Leora F. Eisenstadt, Causation in Context, 36 Berkeley Journal of Employment and Labor Law 1 (2015).
Causation in Context examines and critiques the Supreme Court’s January 2014 decision in Burrage v. United States and the false equivalency drawn between factual causation standards in criminal law and employment discrimination law. In nearly all of its opinions on factual causation, the Court has looked to the “ordinary meaning” of statutory language, cautioning, in some form or another, that “text may not be divorced from its context.” Nonetheless, the Court continues to do just that, applying linguistic meaning across statutes without consideration of its context, the type of statute in which the language is found, the policy goals at issue in its creation, and the overall functioning of causation in the relevant area of law. That was certainly the case in Gross v. FBL Financial Services, Inc. and University of Texas Southwestern Medical Center v. Nassar, the Court’s recent factual causation employment cases. In Burrage, however, the Court takes this acontextual approach one step further by drawing an equivalency between criminal law and employment discrimination that is not only illogical but also potentially detrimental to future employment discrimination jurisprudence.
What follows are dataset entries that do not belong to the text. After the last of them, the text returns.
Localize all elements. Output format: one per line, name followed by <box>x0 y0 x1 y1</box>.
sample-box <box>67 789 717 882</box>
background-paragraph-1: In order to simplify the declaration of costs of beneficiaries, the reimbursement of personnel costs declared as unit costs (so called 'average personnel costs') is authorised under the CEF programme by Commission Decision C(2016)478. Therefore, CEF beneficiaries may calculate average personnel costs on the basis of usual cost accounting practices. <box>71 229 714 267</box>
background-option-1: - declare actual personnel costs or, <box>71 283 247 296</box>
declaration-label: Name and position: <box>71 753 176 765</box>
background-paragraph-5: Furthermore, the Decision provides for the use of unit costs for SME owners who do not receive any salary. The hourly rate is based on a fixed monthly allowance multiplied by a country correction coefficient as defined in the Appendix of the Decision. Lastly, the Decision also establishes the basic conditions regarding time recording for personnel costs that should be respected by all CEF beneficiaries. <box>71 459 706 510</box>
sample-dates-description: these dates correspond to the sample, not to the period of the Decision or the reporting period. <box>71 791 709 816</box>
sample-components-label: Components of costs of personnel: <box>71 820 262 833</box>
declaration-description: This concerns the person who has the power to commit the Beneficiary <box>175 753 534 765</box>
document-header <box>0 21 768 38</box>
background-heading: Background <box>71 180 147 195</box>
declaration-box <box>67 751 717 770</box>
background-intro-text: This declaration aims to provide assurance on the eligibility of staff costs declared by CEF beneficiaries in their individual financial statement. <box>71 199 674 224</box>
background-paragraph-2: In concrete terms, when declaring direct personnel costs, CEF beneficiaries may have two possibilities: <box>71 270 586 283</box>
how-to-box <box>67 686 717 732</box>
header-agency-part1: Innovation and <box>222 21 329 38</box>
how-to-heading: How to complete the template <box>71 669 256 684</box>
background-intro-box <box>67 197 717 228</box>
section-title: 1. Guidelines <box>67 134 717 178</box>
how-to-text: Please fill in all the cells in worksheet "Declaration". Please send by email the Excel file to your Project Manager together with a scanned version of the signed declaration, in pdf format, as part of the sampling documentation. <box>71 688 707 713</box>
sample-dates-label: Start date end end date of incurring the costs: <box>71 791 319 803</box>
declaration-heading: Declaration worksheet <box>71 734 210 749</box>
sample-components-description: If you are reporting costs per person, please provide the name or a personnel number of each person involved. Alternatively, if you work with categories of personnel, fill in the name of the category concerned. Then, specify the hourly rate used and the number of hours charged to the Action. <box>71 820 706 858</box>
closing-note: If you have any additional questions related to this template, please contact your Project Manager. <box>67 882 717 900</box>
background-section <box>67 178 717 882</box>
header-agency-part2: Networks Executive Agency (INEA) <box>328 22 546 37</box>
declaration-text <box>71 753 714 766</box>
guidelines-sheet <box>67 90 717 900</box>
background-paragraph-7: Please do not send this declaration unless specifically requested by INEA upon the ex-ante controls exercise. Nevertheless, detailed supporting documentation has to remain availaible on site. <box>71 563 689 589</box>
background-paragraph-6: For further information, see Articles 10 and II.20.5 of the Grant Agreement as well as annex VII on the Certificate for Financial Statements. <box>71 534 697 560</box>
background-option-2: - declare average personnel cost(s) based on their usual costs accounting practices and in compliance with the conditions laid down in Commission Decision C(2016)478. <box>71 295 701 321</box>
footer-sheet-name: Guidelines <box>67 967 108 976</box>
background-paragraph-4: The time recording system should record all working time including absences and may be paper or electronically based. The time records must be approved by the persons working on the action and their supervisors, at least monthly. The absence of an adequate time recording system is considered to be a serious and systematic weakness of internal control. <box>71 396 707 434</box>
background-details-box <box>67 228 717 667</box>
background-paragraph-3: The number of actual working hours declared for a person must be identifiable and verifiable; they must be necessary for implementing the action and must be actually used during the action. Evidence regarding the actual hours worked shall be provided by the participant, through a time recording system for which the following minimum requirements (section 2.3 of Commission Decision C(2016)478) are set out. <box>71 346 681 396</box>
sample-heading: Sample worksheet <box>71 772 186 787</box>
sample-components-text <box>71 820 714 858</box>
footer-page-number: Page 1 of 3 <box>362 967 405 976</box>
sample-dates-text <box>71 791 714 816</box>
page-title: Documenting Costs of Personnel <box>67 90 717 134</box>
This article draws on the existing scholarly critique of “but-for” causation in disparate treatment cases and argues that the Burrage Court’s false equivalency between criminal law and employment discrimination law is as damaging as the Court’s decisions in Gross and Nassar. Causation in Context examines the history of “but-for” causation in employment cases, explores the four major problems with the Burrage approach, and details the ways in which it is likely to negatively impact discrimination doctrine into the future.